Intesa Sanpaolo, fresca di risultato confortante dagli stress test dell’Autorità bancaria europea, ha diffuso i dati trimestrali. Nel terzo periodo dell’anno l’utile netto è risultato in crescita del 28,2% a 833 milioni battendo le stime del consensus di mercato (792 milioni).
Da inizio anno il risultato si porta così a 3,012 miliardi e si confronta con i 2,39 miliardi dello stesso periodo del 2017. La banca aggiunge che l’utile salirebbe a 3,4 miliardi, raggiungendo così in 3 trimestri il 90% di quanto visto nell’intero esercizio passato, includendo anche la plusvalenza netta derivante dall’operazione con Intrum, che sarà contabilizzata entro la fine dell’anno. Da gennaio a settembre i proventi operativi netti sono saliti del 4,3% a 13,7 miliardi, con interessi netti a 5,54 miliardi (-1,1%) e commissioni nette a 5,9 miliardi (+0,4%). I costi operativi sono scesi del 3,2% a 6,9 miliardi, per un rapporto cost/income calato al 50,5%.
Da Intesa Sanpaolo parlano di risultati dei nove mesi “pienamente in linea con gli obiettivi del piano di impresa 2018-2021”, che lasciano presagire di chiudere l’anno con un utile netto 2018 superiore ai 3,8 miliardi di euro del 2017 (esclusi i 3,5 miliardi di soldi pubblici per l’acquisizione delle banche venete in dissesto) e che “confermano il supporto del gruppo all’Italia anche con l’impegno a diventare un punto di riferimento in termini di responsabilità sociale e culturale”.
All’andamento atteso del risultato netto è previsto concorrano un aumento dei ricavi, un continuo cost management e un calo del costo del rischio. La politica di dividendi per l’esercizio 2018 prevede la distribuzione di un ammontare di dividendi cash corrispondente a un “payout ratio pari all’85% del risultato netto”.
Carlo Messina, ceo di Intesa, ha accolto i dati dicendo che la banca “ha raggiunto gli obiettivi del Piano, pur in un contesto più complesso del previsto”.
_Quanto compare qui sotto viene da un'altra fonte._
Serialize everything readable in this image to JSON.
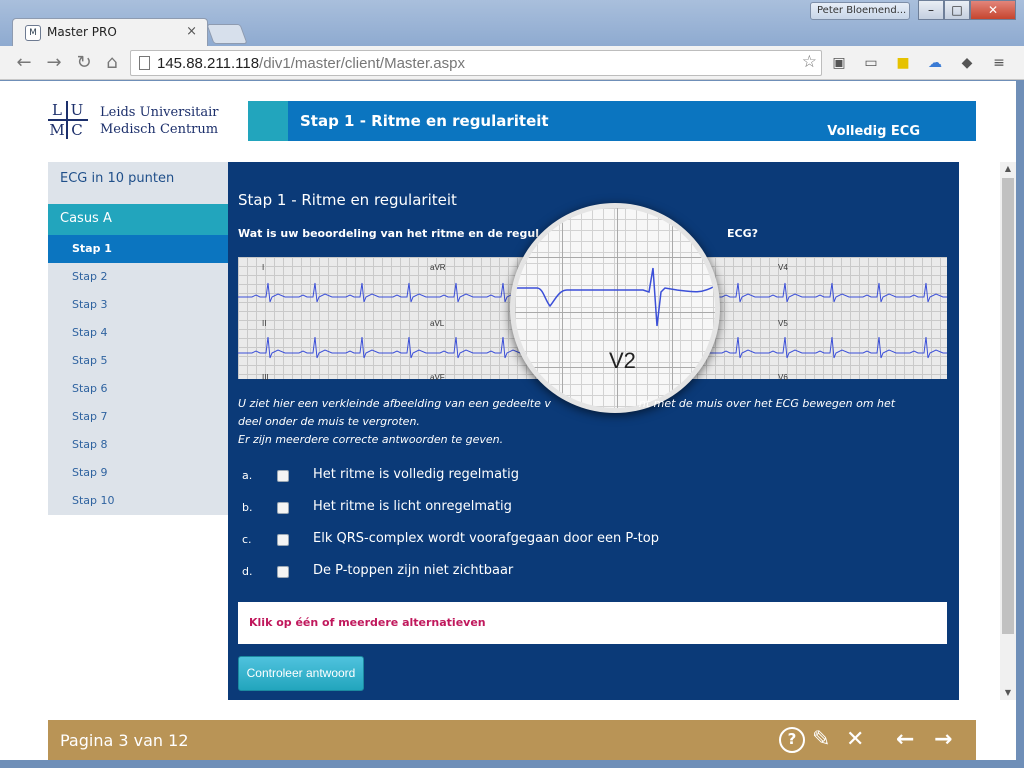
{
  "window": {
    "tab_title": "Master PRO",
    "tab_close": "×",
    "profile_name": "Peter Bloemend...",
    "controls": {
      "minimize": "–",
      "maximize": "□",
      "close": "✕"
    }
  },
  "browser": {
    "url_host": "145.88.211.118",
    "url_path": "/div1/master/client/Master.aspx",
    "icons": [
      "back-icon",
      "forward-icon",
      "reload-icon",
      "home-icon",
      "bookmark-star-icon",
      "menu-icon"
    ]
  },
  "logo": {
    "letters": [
      "L",
      "U",
      "M",
      "C"
    ],
    "line1": "Leids Universitair",
    "line2": "Medisch Centrum"
  },
  "header": {
    "title": "Stap 1 - Ritme en regulariteit",
    "subtitle": "Volledig ECG"
  },
  "sidebar": {
    "top_item": "ECG in 10 punten",
    "section": "Casus A",
    "steps": [
      "Stap 1",
      "Stap 2",
      "Stap 3",
      "Stap 4",
      "Stap 5",
      "Stap 6",
      "Stap 7",
      "Stap 8",
      "Stap 9",
      "Stap 10"
    ],
    "active_index": 0
  },
  "main": {
    "title": "Stap 1 - Ritme en regulariteit",
    "question_left": "Wat is uw beoordeling van het ritme en de regul",
    "question_right": "ECG?",
    "ecg_leads": [
      "I",
      "aVR",
      "V4",
      "II",
      "aVL",
      "V5",
      "III",
      "aVF",
      "V6"
    ],
    "magnifier_label": "V2",
    "info_line1_left": "U ziet hier een verkleinde afbeelding van een gedeelte v",
    "info_line1_right": "nt met de muis over het ECG bewegen om het",
    "info_line2": "deel onder de muis te vergroten.",
    "info_line3": "Er zijn meerdere correcte antwoorden te geven.",
    "options": [
      {
        "letter": "a.",
        "label": "Het ritme is volledig regelmatig",
        "checked": false
      },
      {
        "letter": "b.",
        "label": "Het ritme is licht onregelmatig",
        "checked": false
      },
      {
        "letter": "c.",
        "label": "Elk QRS-complex wordt voorafgegaan door een P-top",
        "checked": false
      },
      {
        "letter": "d.",
        "label": "De P-toppen zijn niet zichtbaar",
        "checked": false
      }
    ],
    "feedback": "Klik op één of meerdere alternatieven",
    "check_button": "Controleer antwoord"
  },
  "footer": {
    "pagination": "Pagina 3 van 12",
    "icons": [
      "help-icon",
      "notes-icon",
      "close-icon",
      "previous-arrow-icon",
      "next-arrow-icon"
    ]
  },
  "colors": {
    "header_blue": "#0b75c0",
    "teal": "#22a5bd",
    "main_navy": "#0b3a78",
    "footer_gold": "#b99456",
    "feedback_red": "#c0185c"
  }
}
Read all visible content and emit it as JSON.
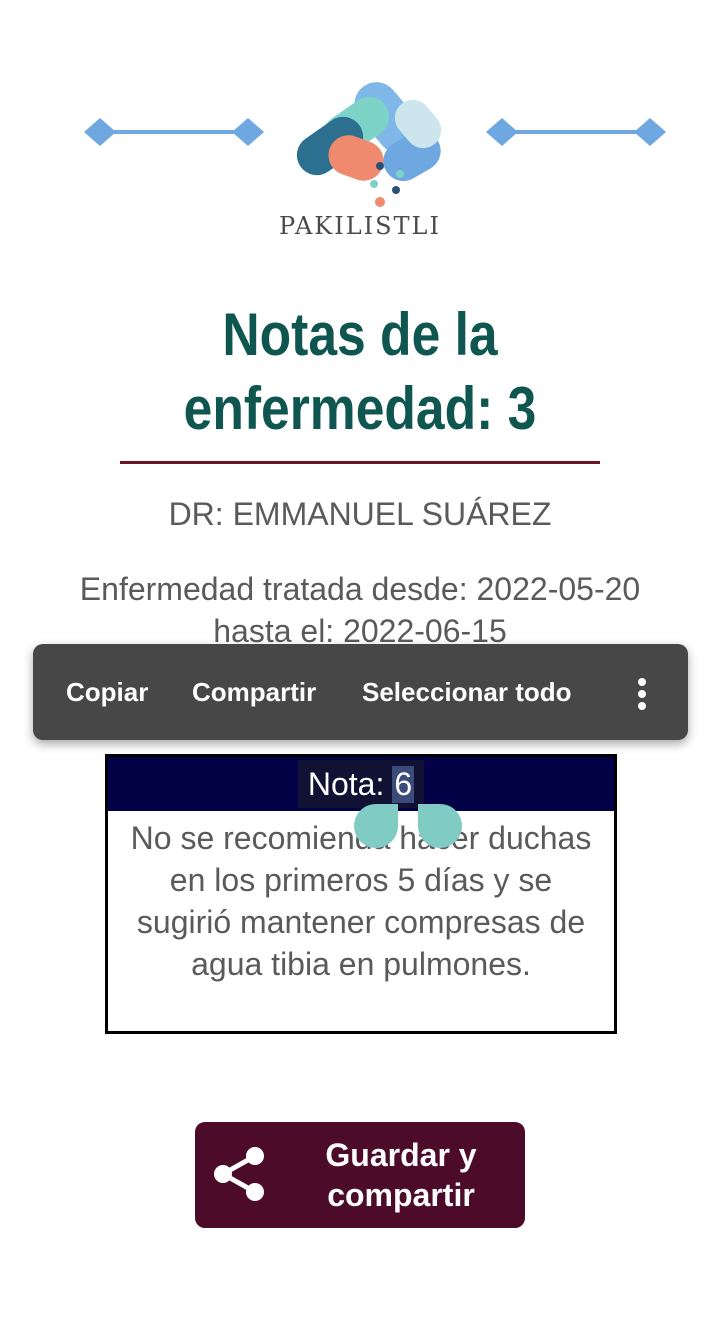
{
  "header": {
    "brand": "PAKILISTLI"
  },
  "page": {
    "title": "Notas de la enfermedad: 3",
    "doctor": "DR: EMMANUEL SUÁREZ",
    "period": "Enfermedad tratada desde: 2022-05-20 hasta el: 2022-06-15"
  },
  "note": {
    "label": "Nota:",
    "number": "6",
    "text": "No se recomienda hacer duchas en los primeros 5 días y se sugirió mantener compresas de agua tibia en pulmones."
  },
  "context_menu": {
    "items": [
      {
        "label": "Copiar"
      },
      {
        "label": "Compartir"
      },
      {
        "label": "Seleccionar todo"
      }
    ],
    "more_icon": "more-vert-icon"
  },
  "actions": {
    "save_share_label": "Guardar y compartir",
    "save_share_icon": "share-icon"
  },
  "colors": {
    "title": "#0f5650",
    "rule": "#6b1420",
    "note_header": "#040247",
    "menu_bg": "#474747",
    "button_bg": "#4d0b2a",
    "selection_handle": "#80cbc4"
  }
}
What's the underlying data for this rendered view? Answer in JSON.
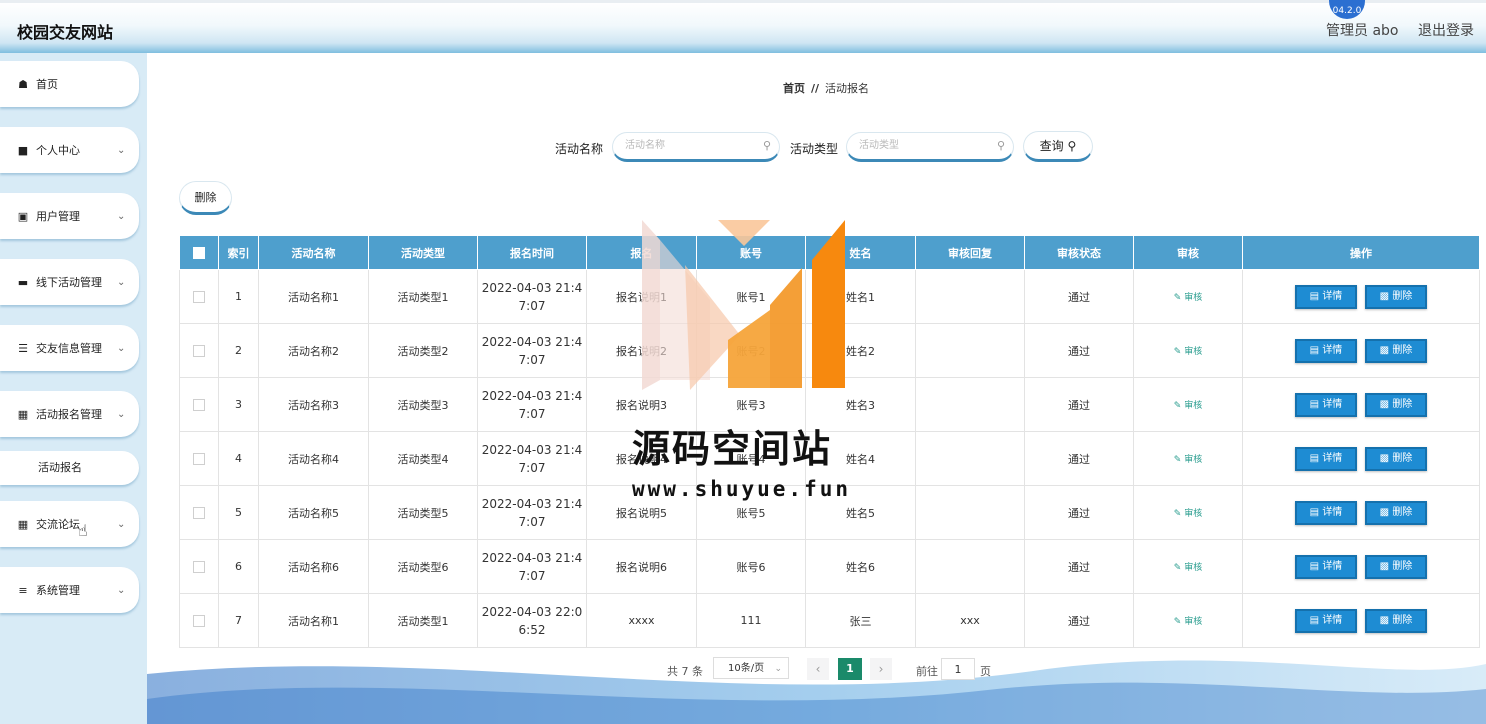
{
  "header": {
    "site_title": "校园交友网站",
    "version_badge": "04.2.0",
    "admin_label": "管理员 abo",
    "logout": "退出登录"
  },
  "sidebar": {
    "items": [
      {
        "label": "首页",
        "icon": "home-icon",
        "expandable": false
      },
      {
        "label": "个人中心",
        "icon": "user-icon",
        "expandable": true
      },
      {
        "label": "用户管理",
        "icon": "clipboard-icon",
        "expandable": true
      },
      {
        "label": "线下活动管理",
        "icon": "briefcase-icon",
        "expandable": true
      },
      {
        "label": "交友信息管理",
        "icon": "list-icon",
        "expandable": true
      },
      {
        "label": "活动报名管理",
        "icon": "grid-icon",
        "expandable": true
      },
      {
        "label": "交流论坛",
        "icon": "grid-icon",
        "expandable": true
      },
      {
        "label": "系统管理",
        "icon": "sliders-icon",
        "expandable": true
      }
    ],
    "sub_item": "活动报名"
  },
  "breadcrumb": {
    "home": "首页",
    "separator": "//",
    "current": "活动报名"
  },
  "search": {
    "name_label": "活动名称",
    "name_placeholder": "活动名称",
    "type_label": "活动类型",
    "type_placeholder": "活动类型",
    "query_button": "查询"
  },
  "actions": {
    "delete_button": "删除"
  },
  "table": {
    "columns": [
      "索引",
      "活动名称",
      "活动类型",
      "报名时间",
      "报名",
      "账号",
      "姓名",
      "审核回复",
      "审核状态",
      "审核",
      "操作"
    ],
    "rows": [
      {
        "index": "1",
        "name": "活动名称1",
        "type": "活动类型1",
        "time1": "2022-04-03 21:4",
        "time2": "7:07",
        "desc": "报名说明1",
        "account": "账号1",
        "person": "姓名1",
        "reply": "",
        "status": "通过"
      },
      {
        "index": "2",
        "name": "活动名称2",
        "type": "活动类型2",
        "time1": "2022-04-03 21:4",
        "time2": "7:07",
        "desc": "报名说明2",
        "account": "账号2",
        "person": "姓名2",
        "reply": "",
        "status": "通过"
      },
      {
        "index": "3",
        "name": "活动名称3",
        "type": "活动类型3",
        "time1": "2022-04-03 21:4",
        "time2": "7:07",
        "desc": "报名说明3",
        "account": "账号3",
        "person": "姓名3",
        "reply": "",
        "status": "通过"
      },
      {
        "index": "4",
        "name": "活动名称4",
        "type": "活动类型4",
        "time1": "2022-04-03 21:4",
        "time2": "7:07",
        "desc": "报名说明4",
        "account": "账号4",
        "person": "姓名4",
        "reply": "",
        "status": "通过"
      },
      {
        "index": "5",
        "name": "活动名称5",
        "type": "活动类型5",
        "time1": "2022-04-03 21:4",
        "time2": "7:07",
        "desc": "报名说明5",
        "account": "账号5",
        "person": "姓名5",
        "reply": "",
        "status": "通过"
      },
      {
        "index": "6",
        "name": "活动名称6",
        "type": "活动类型6",
        "time1": "2022-04-03 21:4",
        "time2": "7:07",
        "desc": "报名说明6",
        "account": "账号6",
        "person": "姓名6",
        "reply": "",
        "status": "通过"
      },
      {
        "index": "7",
        "name": "活动名称1",
        "type": "活动类型1",
        "time1": "2022-04-03 22:0",
        "time2": "6:52",
        "desc": "xxxx",
        "account": "111",
        "person": "张三",
        "reply": "xxx",
        "status": "通过"
      }
    ],
    "audit_link": "审核",
    "detail_button": "详情",
    "row_delete_button": "删除"
  },
  "pagination": {
    "total": "共 7 条",
    "page_size": "10条/页",
    "current_page": "1",
    "goto_label": "前往",
    "goto_value": "1",
    "page_suffix": "页"
  },
  "watermark": {
    "text": "源码空间站",
    "url": "www.shuyue.fun"
  },
  "colors": {
    "accent": "#4e9fcd",
    "button": "#1e8cd3",
    "pager_active": "#1a8a6a",
    "sidebar_bg": "#d8ebf6"
  }
}
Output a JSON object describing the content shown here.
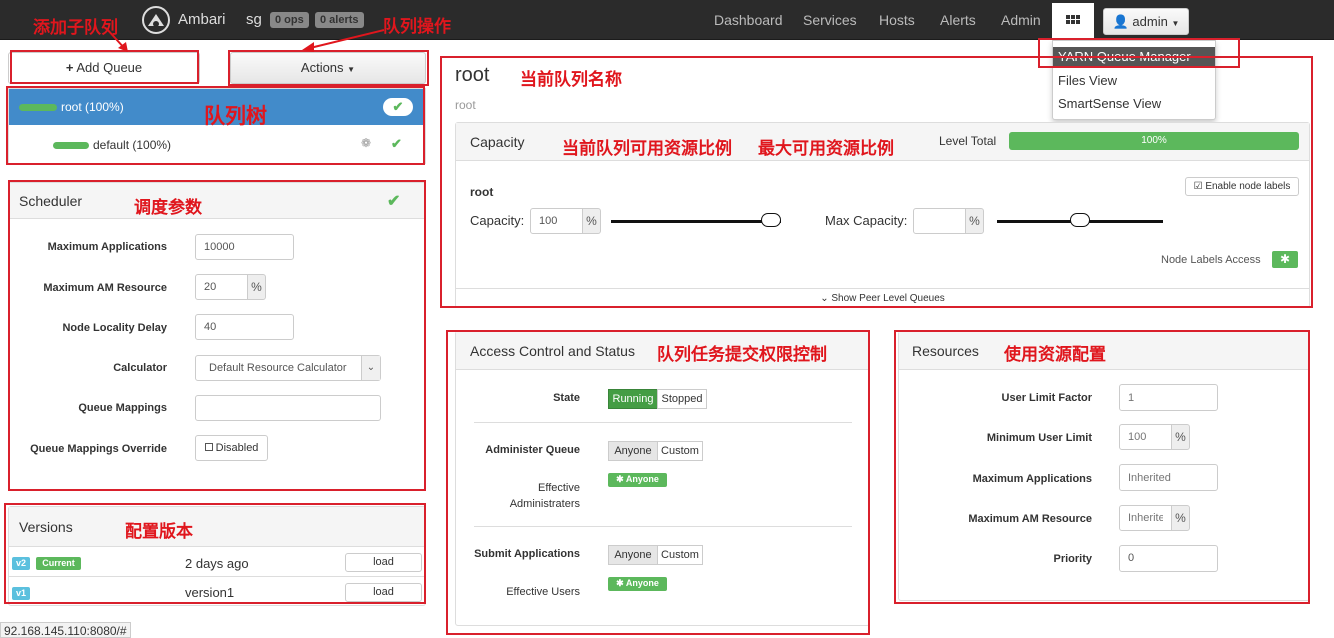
{
  "topbar": {
    "brand": "Ambari",
    "cluster": "sg",
    "ops_badge": "0 ops",
    "alerts_badge": "0 alerts",
    "nav": [
      "Dashboard",
      "Services",
      "Hosts",
      "Alerts",
      "Admin"
    ],
    "user": "admin"
  },
  "views_menu": {
    "items": [
      "YARN Queue Manager",
      "Files View",
      "SmartSense View"
    ]
  },
  "toolbar": {
    "add_queue": "Add Queue",
    "actions": "Actions"
  },
  "queue_tree": {
    "root": {
      "label": "root (100%)"
    },
    "default": {
      "label": "default (100%)"
    }
  },
  "scheduler": {
    "title": "Scheduler",
    "fields": {
      "max_apps": {
        "label": "Maximum Applications",
        "value": "10000"
      },
      "max_am": {
        "label": "Maximum AM Resource",
        "value": "20",
        "unit": "%"
      },
      "locality": {
        "label": "Node Locality Delay",
        "value": "40"
      },
      "calculator": {
        "label": "Calculator",
        "value": "Default Resource Calculator"
      },
      "mappings": {
        "label": "Queue Mappings",
        "value": ""
      },
      "override": {
        "label": "Queue Mappings Override",
        "value": "Disabled"
      }
    }
  },
  "versions": {
    "title": "Versions",
    "rows": [
      {
        "tag": "v2",
        "current": "Current",
        "when": "2 days ago",
        "button": "load"
      },
      {
        "tag": "v1",
        "current": "",
        "when": "version1",
        "button": "load"
      }
    ]
  },
  "queue": {
    "name": "root",
    "path": "root",
    "capacity_panel": {
      "title": "Capacity",
      "level_total_label": "Level Total",
      "level_total_value": "100%",
      "level_total_fraction": 1.0,
      "enable_labels": "Enable node labels",
      "row_name": "root",
      "capacity_label": "Capacity:",
      "capacity_value": "100",
      "capacity_unit": "%",
      "max_capacity_label": "Max Capacity:",
      "max_capacity_value": "",
      "max_capacity_unit": "%",
      "capacity_slider": 1.0,
      "max_capacity_slider": 0.5,
      "node_labels_access": "Node Labels Access",
      "show_peer": "Show Peer Level Queues"
    },
    "access_panel": {
      "title": "Access Control and Status",
      "state_label": "State",
      "state_options": [
        "Running",
        "Stopped"
      ],
      "administer_label": "Administer Queue",
      "administer_options": [
        "Anyone",
        "Custom"
      ],
      "effective_admins_label_1": "Effective",
      "effective_admins_label_2": "Administraters",
      "effective_admins_tag": "Anyone",
      "submit_label": "Submit Applications",
      "submit_options": [
        "Anyone",
        "Custom"
      ],
      "effective_users_label": "Effective Users",
      "effective_users_tag": "Anyone"
    },
    "resources_panel": {
      "title": "Resources",
      "user_limit": {
        "label": "User Limit Factor",
        "placeholder": "1"
      },
      "min_user": {
        "label": "Minimum User Limit",
        "placeholder": "100",
        "unit": "%"
      },
      "max_apps": {
        "label": "Maximum Applications",
        "placeholder": "Inherited"
      },
      "max_am": {
        "label": "Maximum AM Resource",
        "placeholder": "Inherite",
        "unit": "%"
      },
      "priority": {
        "label": "Priority",
        "value": "0"
      }
    }
  },
  "annotations": {
    "add_child": "添加子队列",
    "queue_ops": "队列操作",
    "queue_tree": "队列树",
    "sched_params": "调度参数",
    "versions": "配置版本",
    "current_name": "当前队列名称",
    "available_ratio": "当前队列可用资源比例",
    "max_ratio": "最大可用资源比例",
    "submit_acl": "队列任务提交权限控制",
    "resources": "使用资源配置"
  },
  "statusbar": {
    "url": "92.168.145.110:8080/#"
  },
  "colors": {
    "accent_blue": "#428bca",
    "success_green": "#5cb85c",
    "annotation_red": "#d9202c",
    "topbar": "#2b2b2b"
  }
}
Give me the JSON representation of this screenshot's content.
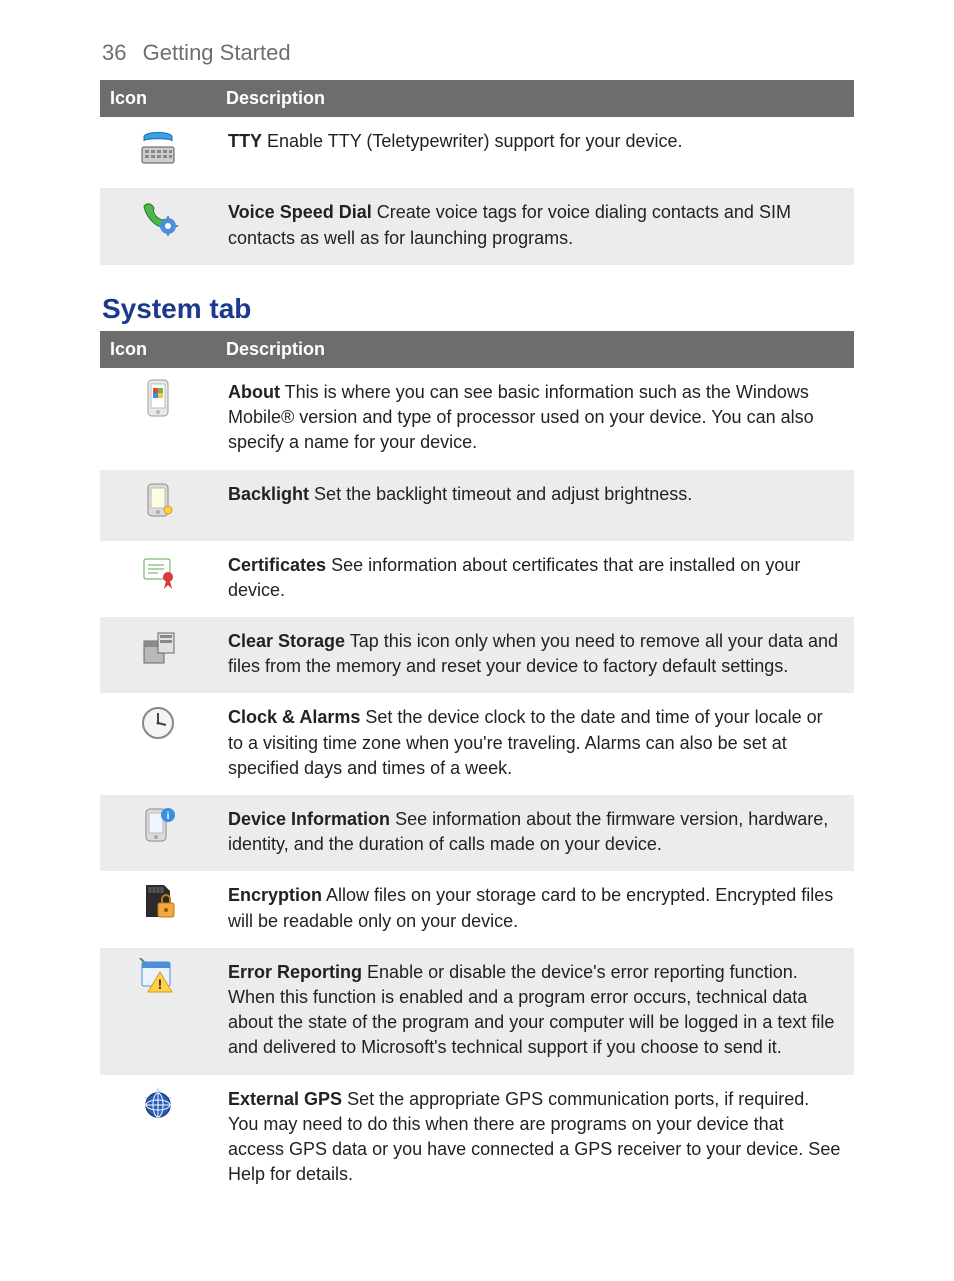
{
  "header": {
    "page_number": "36",
    "section": "Getting Started"
  },
  "table_headers": {
    "icon": "Icon",
    "description": "Description"
  },
  "section1_rows": [
    {
      "icon": "tty-icon",
      "term": "TTY",
      "text": "Enable TTY (Teletypewriter) support for your device."
    },
    {
      "icon": "voice-dial-icon",
      "term": "Voice Speed Dial",
      "text": "Create voice tags for voice dialing contacts and SIM contacts as well as for launching programs."
    }
  ],
  "section2_title": "System tab",
  "section2_rows": [
    {
      "icon": "about-icon",
      "term": "About",
      "text": "This is where you can see basic information such as the Windows Mobile® version and type of processor used on your device. You can also specify a name for your device."
    },
    {
      "icon": "backlight-icon",
      "term": "Backlight",
      "text": "Set the backlight timeout and adjust brightness."
    },
    {
      "icon": "certificates-icon",
      "term": "Certificates",
      "text": "See information about certificates that are installed on your device."
    },
    {
      "icon": "clear-storage-icon",
      "term": "Clear Storage",
      "text": "Tap this icon only when you need to remove all your data and files from the memory and reset your device to factory default settings."
    },
    {
      "icon": "clock-alarms-icon",
      "term": "Clock & Alarms",
      "text": "Set the device clock to the date and time of your locale or to a visiting time zone when you're traveling. Alarms can also be set at specified days and times of a week."
    },
    {
      "icon": "device-info-icon",
      "term": "Device Information",
      "text": "See information about the firmware version, hardware, identity, and the duration of calls made on your device."
    },
    {
      "icon": "encryption-icon",
      "term": "Encryption",
      "text": "Allow files on your storage card to be encrypted. Encrypted files will be readable only on your device."
    },
    {
      "icon": "error-report-icon",
      "term": "Error Reporting",
      "text": "Enable or disable the device's error reporting function. When this function is enabled and a program error occurs, technical data about the state of the program and your computer will be logged in a text file and delivered to Microsoft's technical support if you choose to send it."
    },
    {
      "icon": "external-gps-icon",
      "term": "External GPS",
      "text": "Set the appropriate GPS communication ports, if required. You may need to do this when there are programs on your device that access GPS data or you have connected a GPS receiver to your device. See Help for details."
    }
  ]
}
Dai dati di bilancio emerge che l’esposizione totale al rischio sovrano italiano è pari a 74 miliardi a fine settembre, in lieve contrazione dai 75,2 miliardi di giugno. Lo stesso Messina, commentando i conti dei nove mesi dell’anno, ha annotato: “Il Common Equity Tier 1 ratio aumenta ulteriormente e raggiunge il 13,7% nonostante l’impatto negativo di 45 punti base derivante dalla riduzione del valore dei titoli di stato italiani in portafoglio”, sintomo del conto del caro-spread sulla banca.